The code takes in .srt files, which are subtitle files that include timestamp information, and .wav files for audio. Because my PhD looks at structure in performance time I wanted to make sure I could capture timing information along with the content itself.
A folder for each comparison that contains: an audio clip for each show for each subsequence, copies of the cleaned transcripts as .txt files and a .csv file that provides information on each matched subsequence in each row, with match IDs, time data and buffer analysis (the buffer analysis is a little idiosyncratic to my research, looking at whether hesitations were more likely immediately before or after a matching sequence).
The files are first processed to remove punctuation and code certain words. The sequence is tested to see that it is long enough before the contiguous sequence search is run. Once a match is located, its information and information on its surroundings (referred to as a buffer in the code) are added to the summary .csv. Clips for each match are created from the audio (.wav) files that match each transcript.
A summary .csv files accompanies the clips as well as cleaned .txt files. It contains location information as well as light analysis the surroundings of the sequence and whether or not the match contains a disfluency (HES).
- analysis_example.py and transcript_seq_analysis is run in python3. A list of requirements can be found in requirements.txt
- To test an analysis and get a sense of its outputs, run the analysis_example.py script that runs on sample data
- If working with new data, create new perfID and show data in combo_extractMatches() and get_showID() in this file (NB: I aim to change these to input parameters but haven't got around to it yet!)
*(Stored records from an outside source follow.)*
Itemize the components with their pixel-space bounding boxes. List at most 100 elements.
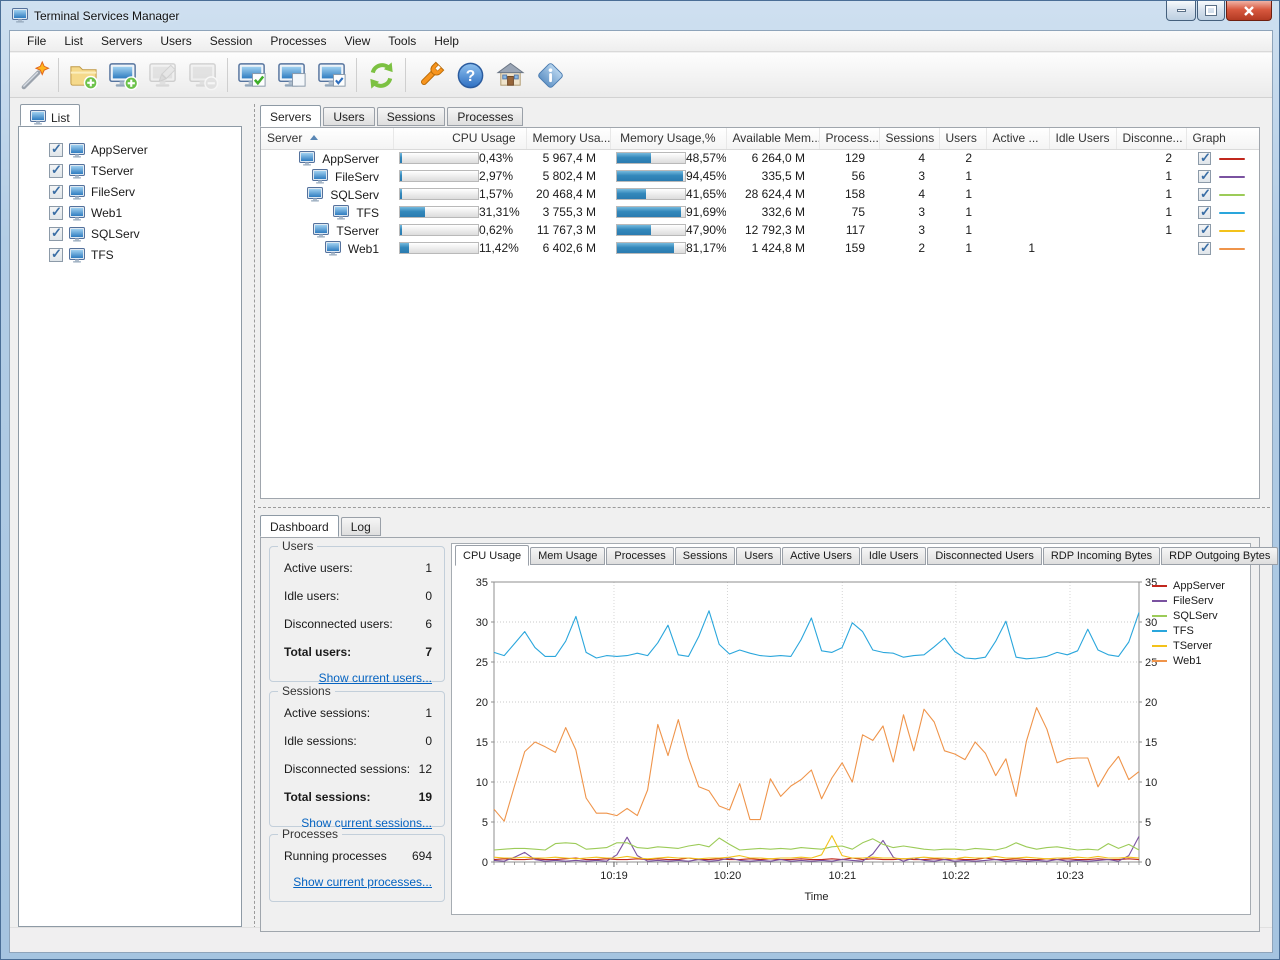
table-row-sqlserv[interactable]: SQLServ 1,57% 20 468,4 M 41,65% 28 624,4… — [261, 185, 1259, 203]
legend-item-web1: Web1 — [1152, 653, 1248, 668]
list-tab-icon — [30, 109, 46, 125]
chart-tab-cpu-usage[interactable]: CPU Usage — [455, 545, 529, 566]
connect-select-button[interactable] — [312, 55, 352, 95]
graph-checkbox[interactable] — [1198, 206, 1211, 219]
graph-checkbox[interactable] — [1198, 188, 1211, 201]
server-icon — [312, 168, 328, 184]
menu-list[interactable]: List — [55, 32, 92, 50]
menu-tools[interactable]: Tools — [379, 32, 425, 50]
menu-processes[interactable]: Processes — [261, 32, 335, 50]
close-button[interactable] — [1226, 1, 1272, 21]
chart-tab-idle-users[interactable]: Idle Users — [861, 547, 927, 565]
refresh-button[interactable] — [361, 55, 401, 95]
col-processes[interactable]: Process... — [819, 128, 879, 149]
tab-sessions[interactable]: Sessions — [377, 107, 446, 126]
about-button[interactable] — [530, 55, 570, 95]
tab-dashboard[interactable]: Dashboard — [260, 515, 339, 537]
server-list-item-fileserv[interactable]: FileServ — [19, 181, 241, 202]
chart-tab-disconnected-users[interactable]: Disconnected Users — [927, 547, 1041, 565]
graph-checkbox[interactable] — [1198, 224, 1211, 237]
svg-text:20: 20 — [1145, 697, 1157, 709]
add-server-button[interactable] — [103, 55, 143, 95]
server-checkbox[interactable] — [49, 227, 63, 241]
table-row-tserver[interactable]: TServer 0,62% 11 767,3 M 47,90% 12 792,3… — [261, 221, 1259, 239]
server-label: SQLServ — [91, 227, 140, 241]
toolbar-separator — [405, 58, 406, 92]
connect-check-button[interactable] — [232, 55, 272, 95]
add-group-button[interactable] — [63, 55, 103, 95]
show-current-users-link[interactable]: Show current users... — [319, 671, 432, 685]
chart-tab-rdp-incoming[interactable]: RDP Incoming Bytes — [1043, 547, 1160, 565]
server-icon — [69, 226, 85, 242]
col-idle-users[interactable]: Idle Users — [1049, 128, 1116, 149]
graph-checkbox[interactable] — [1198, 170, 1211, 183]
maximize-button[interactable] — [1197, 1, 1225, 21]
app-icon — [12, 7, 28, 23]
menu-help[interactable]: Help — [425, 32, 468, 50]
tab-servers[interactable]: Servers — [260, 105, 321, 127]
tab-list[interactable]: List — [20, 104, 80, 126]
col-graph[interactable]: Graph — [1186, 128, 1259, 149]
server-icon — [69, 163, 85, 179]
col-memory-usage-pct[interactable]: Memory Usage,% — [610, 128, 726, 149]
server-list-item-tfs[interactable]: TFS — [19, 244, 241, 265]
col-cpu-usage[interactable]: CPU Usage — [393, 128, 526, 149]
server-list-item-sqlserv[interactable]: SQLServ — [19, 223, 241, 244]
chart-tab-sessions[interactable]: Sessions — [675, 547, 736, 565]
minimize-button[interactable] — [1166, 1, 1196, 21]
menu-file[interactable]: File — [18, 32, 55, 50]
home-button[interactable] — [490, 55, 530, 95]
wizard-button[interactable] — [14, 55, 54, 95]
server-checkbox[interactable] — [49, 248, 63, 262]
menu-session[interactable]: Session — [201, 32, 262, 50]
server-checkbox[interactable] — [49, 143, 63, 157]
horizontal-splitter[interactable] — [258, 507, 1270, 512]
tab-log[interactable]: Log — [341, 517, 381, 536]
server-list-item-web1[interactable]: Web1 — [19, 202, 241, 223]
tab-users[interactable]: Users — [323, 107, 374, 126]
menu-servers[interactable]: Servers — [92, 32, 151, 50]
server-checkbox[interactable] — [49, 164, 63, 178]
chart-tab-processes[interactable]: Processes — [606, 547, 673, 565]
chart-tab-mem-usage[interactable]: Mem Usage — [530, 547, 605, 565]
server-list-item-appserver[interactable]: AppServer — [19, 139, 241, 160]
col-disconnected[interactable]: Disconne... — [1116, 128, 1186, 149]
table-row-tfs[interactable]: TFS 31,31% 3 755,3 M 91,69% 332,6 M 75 3… — [261, 203, 1259, 221]
graph-checkbox[interactable] — [1198, 242, 1211, 255]
chart-tab-users[interactable]: Users — [736, 547, 781, 565]
col-sessions[interactable]: Sessions — [879, 128, 939, 149]
table-row-web1[interactable]: Web1 11,42% 6 402,6 M 81,17% 1 424,8 M 1… — [261, 239, 1259, 257]
chart-tab-active-users[interactable]: Active Users — [782, 547, 860, 565]
legend-item-fileserv: FileServ — [1152, 593, 1248, 608]
graph-line-swatch — [1219, 176, 1245, 178]
svg-text:?: ? — [465, 67, 474, 84]
add-server-icon — [108, 60, 139, 91]
options-button[interactable] — [410, 55, 450, 95]
connect-new-session-button[interactable] — [272, 55, 312, 95]
title-bar[interactable]: Terminal Services Manager — [1, 1, 1280, 30]
col-memory-usage[interactable]: Memory Usa... — [526, 128, 610, 149]
server-list-item-tserver[interactable]: TServer — [19, 160, 241, 181]
graph-checkbox[interactable] — [1198, 152, 1211, 165]
server-checkbox[interactable] — [49, 206, 63, 220]
svg-text:30: 30 — [476, 617, 488, 629]
edit-server-icon — [148, 60, 179, 91]
memory-bar — [616, 170, 686, 182]
vertical-splitter[interactable] — [248, 104, 255, 934]
table-row-fileserv[interactable]: FileServ 2,97% 5 802,4 M 94,45% 335,5 M … — [261, 167, 1259, 185]
menu-users[interactable]: Users — [151, 32, 200, 50]
tab-processes[interactable]: Processes — [447, 107, 523, 126]
menu-view[interactable]: View — [335, 32, 379, 50]
idle-sessions-row: Idle sessions:0 — [270, 734, 444, 748]
chart-tab-rdp-outgoing[interactable]: RDP Outgoing Bytes — [1161, 547, 1278, 565]
server-icon — [333, 204, 349, 220]
show-current-processes-link[interactable]: Show current processes... — [293, 875, 432, 889]
total-users-row: Total users:7 — [270, 645, 444, 659]
col-users[interactable]: Users — [939, 128, 986, 149]
col-available-memory[interactable]: Available Mem... — [726, 128, 819, 149]
help-button[interactable]: ? — [450, 55, 490, 95]
col-server[interactable]: Server — [261, 128, 393, 149]
col-active-users[interactable]: Active ... — [986, 128, 1049, 149]
table-row-appserver[interactable]: AppServer 0,43% 5 967,4 M 48,57% 6 264,0… — [261, 149, 1259, 167]
server-checkbox[interactable] — [49, 185, 63, 199]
- Files and information needed to run code are: transcript/script/vowel list filenames, show audio filenames, data matchtype (Transcript / TranscriptScript) and performance ID
- File names are used to create folders and identify shows, so the naming convention is important:
For transcripts: "DataType_PerfID_Location_Note_DDMMMYYYY.txt", "Transcript_PN_Edinburgh_Extract_26Aug2018.txt"
For audio: "PerfID_Location_DDMMMYYYY_Source_Note.wav", e.g. "PN_Edinburgh_26Aug2018_Mic_Full.wav"
To run in terminal:
$ python3 analysis_example
If matching a large number of shows, it is easiest to run the combo_extractMatches function wth combinations:
from itertools import combinations
from transcript_seq_analysis import combo_extractMatches
shownum = 5 # number of shows
transcript_files = your_transcript_files # list of .srt filenames
audio_files = your_audio_files # .wav files the same order as transcript files
data_type = 'Transcript' # other option is 'TranscriptScript'
perfID = which_performer
for x,y in combinations(range(shownum), 2): #2 for pairs, 3 for triplets, etc
combo_extractMatches(transcript_files[x], transcript_files[y],
audio_files[x], audio_files[y], 'data_type', 'perfID')
If matching to transcripts to a script (the textual basis for a performance), no need to use combinations:
from transcript_seq_analysis import combo_extractMatches
shownum = 5 # number of shows
transcript_files = your_transcript_files
audio_files = your_audio_files # in the same order as transcript files
data_type = 'TranscriptScript' # other option is 'Transcript'
perfID = which_performer
x = 0
for x in range(shownum):
combo_extractMatches(transcript_files[x], "Script.txt",
audio_files[x], audio_files[x], dataType, perfID)
With thanks to Tom Deacon, Ken Deguernel and Tom Gurion for their help debugging the code and contributions.